4the and 5the are also a little sketchy but will usually go into them a lot more reliably but they never fully sound / feel 100% aligned. Sometimes if I put a lot of power through the cranks in these gears it will skip a tooth aggressively which worries me that I will end up snapping a tooth off of one of them.

I am constantly tweaking my barrel adjuster trying to get it better but it always tends to just move the problem around slightly on the cassette and never solves it.

I have changed the cable out as well just in case but that didnt help. I have also changed the crankset in this time which had a very slightly different offset resulting in mm changes in my chain line (I went from an FSA crankset to a GRX one) which i hoped maybe would inadvertently smooth out those slight kinks. It did make it marginally better but overall the improvement was negligible.

So I'm sorry I can't offer any insights but you aren't alone and reading this post makes me think maybe the issue is the derailleur all along for me as that would be the common denominator between us.

I'll pop back to this thread to see if anyone can offer any insights but I have had professional mechanics look at mine (as I usually do all my own work) but that offered no improvement.

Argh, i feel like I should have gone with the simpler 9 or 10 speed systems >.<

I'm also running a Frankenstein's Monster drivetrain: 105 shifters, Deore XT rear, Deore (XT? can't recall at the moment) 11-48 cassette. To make things even dicier, I'm using a Wolftooth Roadlink to fit that cassette. When I first set up this drivetrain, it worked flawlessly (shockingly :D). I share that context as empathy for your shifting woes, and I apologize in advance if the following is obvious/already been tried.

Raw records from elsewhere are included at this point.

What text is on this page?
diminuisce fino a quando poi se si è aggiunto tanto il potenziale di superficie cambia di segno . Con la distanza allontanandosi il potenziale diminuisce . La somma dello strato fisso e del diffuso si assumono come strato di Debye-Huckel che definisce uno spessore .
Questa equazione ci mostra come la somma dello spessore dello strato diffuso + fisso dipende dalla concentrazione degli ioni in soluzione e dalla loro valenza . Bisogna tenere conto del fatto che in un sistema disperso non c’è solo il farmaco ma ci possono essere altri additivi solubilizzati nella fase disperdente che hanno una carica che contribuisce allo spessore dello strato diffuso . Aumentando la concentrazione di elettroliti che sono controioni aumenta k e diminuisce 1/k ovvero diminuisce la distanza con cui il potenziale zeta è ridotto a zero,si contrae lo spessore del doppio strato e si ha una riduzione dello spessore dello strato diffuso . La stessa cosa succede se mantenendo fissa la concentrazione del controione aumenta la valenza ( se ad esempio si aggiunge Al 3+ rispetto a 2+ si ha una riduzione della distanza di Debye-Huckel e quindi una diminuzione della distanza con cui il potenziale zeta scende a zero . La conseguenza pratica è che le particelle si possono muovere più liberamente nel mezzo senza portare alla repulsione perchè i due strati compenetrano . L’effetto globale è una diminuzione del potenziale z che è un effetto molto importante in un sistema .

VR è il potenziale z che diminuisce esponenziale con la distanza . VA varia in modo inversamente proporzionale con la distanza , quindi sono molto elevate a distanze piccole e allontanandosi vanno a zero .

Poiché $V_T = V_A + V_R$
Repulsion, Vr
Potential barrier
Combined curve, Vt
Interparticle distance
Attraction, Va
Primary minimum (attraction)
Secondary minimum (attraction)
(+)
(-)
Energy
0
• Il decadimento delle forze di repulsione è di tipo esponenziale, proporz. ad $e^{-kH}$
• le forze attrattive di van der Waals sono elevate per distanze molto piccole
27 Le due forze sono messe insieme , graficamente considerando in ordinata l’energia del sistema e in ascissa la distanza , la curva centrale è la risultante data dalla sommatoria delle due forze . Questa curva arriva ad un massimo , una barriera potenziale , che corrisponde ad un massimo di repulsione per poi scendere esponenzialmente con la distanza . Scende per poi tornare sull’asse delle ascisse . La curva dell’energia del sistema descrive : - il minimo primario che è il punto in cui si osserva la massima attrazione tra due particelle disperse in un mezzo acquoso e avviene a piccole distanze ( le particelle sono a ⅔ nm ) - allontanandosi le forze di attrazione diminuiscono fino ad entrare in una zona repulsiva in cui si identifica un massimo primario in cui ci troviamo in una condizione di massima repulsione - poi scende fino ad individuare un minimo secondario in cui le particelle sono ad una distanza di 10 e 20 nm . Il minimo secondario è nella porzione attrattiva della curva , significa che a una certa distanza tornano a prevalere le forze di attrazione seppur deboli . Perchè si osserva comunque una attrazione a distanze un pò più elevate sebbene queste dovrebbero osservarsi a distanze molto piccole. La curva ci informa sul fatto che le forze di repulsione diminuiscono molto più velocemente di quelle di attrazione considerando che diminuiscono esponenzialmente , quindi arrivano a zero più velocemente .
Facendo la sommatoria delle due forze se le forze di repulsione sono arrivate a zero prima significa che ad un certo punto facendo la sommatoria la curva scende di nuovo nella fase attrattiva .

Quite suddenly, rear shifter started exhibiting the exact behavior your describe; I suspect someone messed with my barrel adjuster as a prank because all of my riding group suddenly had shifting issues after that bar stop. I couldn't get the shifting solid again until I loosened the pinch bolt and performed the cable pull adjustment as if it was first install. And with my sketchy setup, I have to follow the steps very strictly.

This Park Tools video (https://www.youtube.com/watch?v=UkZxPIZ1ngY) will be old hat for you, but I include it for anyone else trying to dial in their rear derailleur.

My first thought on anything like that is always to redo an indexing but also make sure the B screw is set properly, because that can causes so many shifting issues.

The odd part, and what I don't fully understand here, is that it seems to work as a 10 speed? Am I understanding that properly? 9 clicks plus initial position?